Giesen: Ich möchte die potenziellen Führungskräfte kennenlernen. Zudem müssen sie individuell gefördert
werden, beispielsweise bei fachlichen Themen wie betriebswirtschaftlichem oder Management-Know-how. Es müssen aber nicht immer Seminare sein, sondern sie können auch neue Aufgaben bekommen, in neue Projekte einbezogen werden oder einen Coach – eine Douglas-Führungskraft oder jemand von außen – an die Seite gestellt bekommen. Hier ist es wichtig, unsere erfahrenen Führungskräfte einzubeziehen. Generell muss sich die Douglas-Gruppe auf den demografischen Wandel einstellen: Wie kommen wir an unseren Nachwuchs, welchen Mitarbeiterbedarf werden wir haben? Dazu wollen wir unsere bereits sehr gute Ausbildungsquote erhöhen. Derzeit bildet Douglas in Deutschland knapp 1.500 junge Menschen aus – bei etwa 15.000 Beschäftigten im Inland.
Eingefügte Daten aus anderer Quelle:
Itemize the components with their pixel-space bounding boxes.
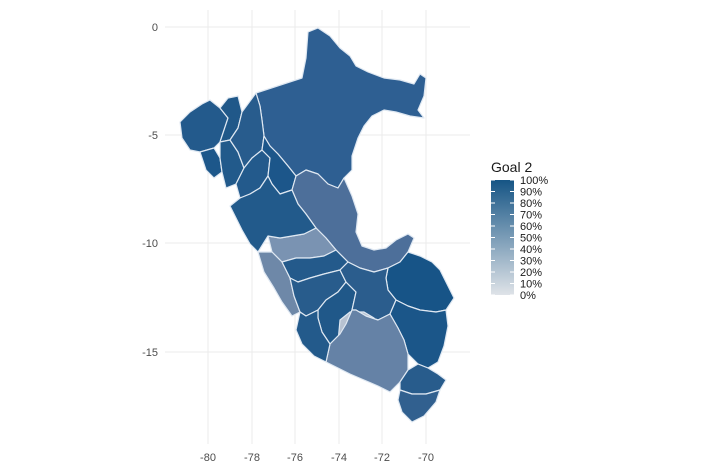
x-tick-label: -80 bbox=[200, 452, 216, 464]
x-tick-label: -72 bbox=[374, 452, 390, 464]
legend-tick-label: 0% bbox=[520, 290, 536, 302]
axis-labels: -80 -78 -76 -74 -72 -70 0 -5 -10 -15 bbox=[142, 22, 434, 464]
legend-tick-label: 70% bbox=[520, 210, 542, 222]
map-region bbox=[229, 175, 317, 253]
y-tick-label: -15 bbox=[142, 347, 158, 359]
x-tick-label: -78 bbox=[244, 452, 260, 464]
map-regions bbox=[179, 27, 455, 423]
legend-color-bar bbox=[491, 180, 514, 295]
legend-tick-label: 60% bbox=[520, 221, 542, 233]
y-tick-label: 0 bbox=[152, 22, 158, 34]
y-tick-label: -10 bbox=[142, 238, 158, 250]
legend-ticks: 100%90%80%70%60%50%40%30%20%10%0% bbox=[491, 175, 548, 302]
map-region bbox=[199, 147, 223, 179]
x-tick-label: -74 bbox=[331, 452, 347, 464]
legend-tick-label: 90% bbox=[520, 187, 542, 199]
x-tick-label: -70 bbox=[418, 452, 434, 464]
legend-tick-label: 40% bbox=[520, 244, 542, 256]
map-region bbox=[325, 309, 409, 393]
legend-tick-label: 80% bbox=[520, 198, 542, 210]
legend: Goal 2 100%90%80%70%60%50%40%30%20%10%0% bbox=[491, 159, 548, 302]
legend-tick-label: 10% bbox=[520, 279, 542, 291]
y-tick-label: -5 bbox=[148, 130, 158, 142]
legend-tick-label: 50% bbox=[520, 233, 542, 245]
legend-tick-label: 100% bbox=[520, 175, 548, 187]
x-tick-label: -76 bbox=[287, 452, 303, 464]
legend-tick-label: 30% bbox=[520, 256, 542, 268]
legend-tick-label: 20% bbox=[520, 267, 542, 279]
legend-title: Goal 2 bbox=[491, 159, 532, 175]
map-region bbox=[397, 389, 441, 423]
map-region bbox=[295, 309, 331, 363]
Welchen Rat geben Sie Frauen, die beruflich vorankommen möchten?
Giesen: Eine gewisse Beharrlichkeit braucht man schon. Wichtig ist, dass sie sehr gute Leistungen bringen, einen kompetenten Job machen und dabei authentisch bleiben. Auch Auslandserfahrung ist von Vorteil. In unserer globalisierten Welt sind interkulturelle Erfahrungen sehr wichtig – und persönlich eine Bereicherung.
Was sind für Sie die wichtigsten Werte im Berufsleben?
Giesen: Vertrauen, Respekt und Wertschätzung.